Aller au contenu

Page:Revue des Deux Mondes - 1914 - tome 20.djvu/76

La bibliothèque libre.
Le texte de cette page a été corrigé et est conforme au fac-similé.

Mais le rire expire bientôt dans sa gorge. Il a conscience de son isolement au milieu d’une époque infâme qui ravale ses facultés extraordinaires et qui le bafoue. Les années se succéderont. Pas une ne lui apportera l’oubli de cet instant de honte que son imagination éternise. L’écho des rires du Corsaire se répercute à l’infini dans cette existence démantelée que ne protège aucun souci domestique, aucun devoir familial. En 1855, il écrira encore : « Le Corsaire, quelle cruauté révoltante ! Être brûlé par un feu lent, être mis sur la roue, être enduit de miel et exposé aux insectes, qu’est-ce que tout cela à côté de cette torture d’être raillé jusqu’à la mort ? » Le souvenir de son père, celui de ses fiançailles, tout sembla s’abimer dans cette nouvelle catastrophe, tout sauf son orgueil qui en sortit plus agressif et vraiment monstrueux. Car Goldsmith était juif ; et il avait recommencé à Copenhague la comédie lugubre d’outrages et de blasphèmes dont le même esprit de sa race avait, dix-huit cents ans auparavant, donné le spectacle autour du Calvaire. « J’ai toujours devant les yeux qu’on a craché sur Jésus-Christ. » Le malheureux osa comparer les piqûres d’épingle d’un petit journal satirique aux pointes sanglantes de la couronne d’épines.

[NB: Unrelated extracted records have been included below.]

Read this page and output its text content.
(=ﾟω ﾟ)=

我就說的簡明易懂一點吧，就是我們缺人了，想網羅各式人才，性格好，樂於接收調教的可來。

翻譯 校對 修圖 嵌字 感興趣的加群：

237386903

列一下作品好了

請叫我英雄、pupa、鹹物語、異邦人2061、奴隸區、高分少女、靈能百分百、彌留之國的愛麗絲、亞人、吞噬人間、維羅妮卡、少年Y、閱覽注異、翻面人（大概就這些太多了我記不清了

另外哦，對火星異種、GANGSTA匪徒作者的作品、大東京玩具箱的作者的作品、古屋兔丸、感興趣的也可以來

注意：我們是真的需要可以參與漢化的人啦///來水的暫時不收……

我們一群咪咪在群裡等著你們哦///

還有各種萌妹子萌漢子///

Je m’en veux d’avoir méconnu la discrétion de Jean-Jacques qui, pour s’égaler à Jésus, avait du moins attendu qu’on le persécutât et qu’on l’obligeât à s’expatrier. Je m’en veux de n’avoir pas apprécié, comme il convenait, la modération de Vigny qui n’écrivit que cent ou deux cents pages sur l’insolence que le comte Molé s’était permise à son égard. Je me reproche d’avoir souri des attitudes impériales de Chateaubriand, et d’avoir ri des rugissemens du père Hugo qui menaçait les comètes de les traîner par les cheveux. Que nos romantiques les plus débridés sont encore raisonnables et de bonne compagnie à côté de ce furieux du Nord ! Je m’empresse toutefois de reconnaître son émouvante sincérité, non point la sincérité de l’homme qui fait de la littérature et dont nous devinons, derrière le faste de ses images, comme un demi-sourire de contentement, mais une gravité de tout l’être, un immense sérieux qui va jusqu’au tragique, une telle intensité d’angoisse qu’il est bon de se rappeler que notre sensibilité ne saurait être en aucun cas la mesure de la sensibilité d’autrui et que, dans le royaume orageux des nerfs et de l’imagination, nous demeurons les uns aux autres parfaitement incommensurables.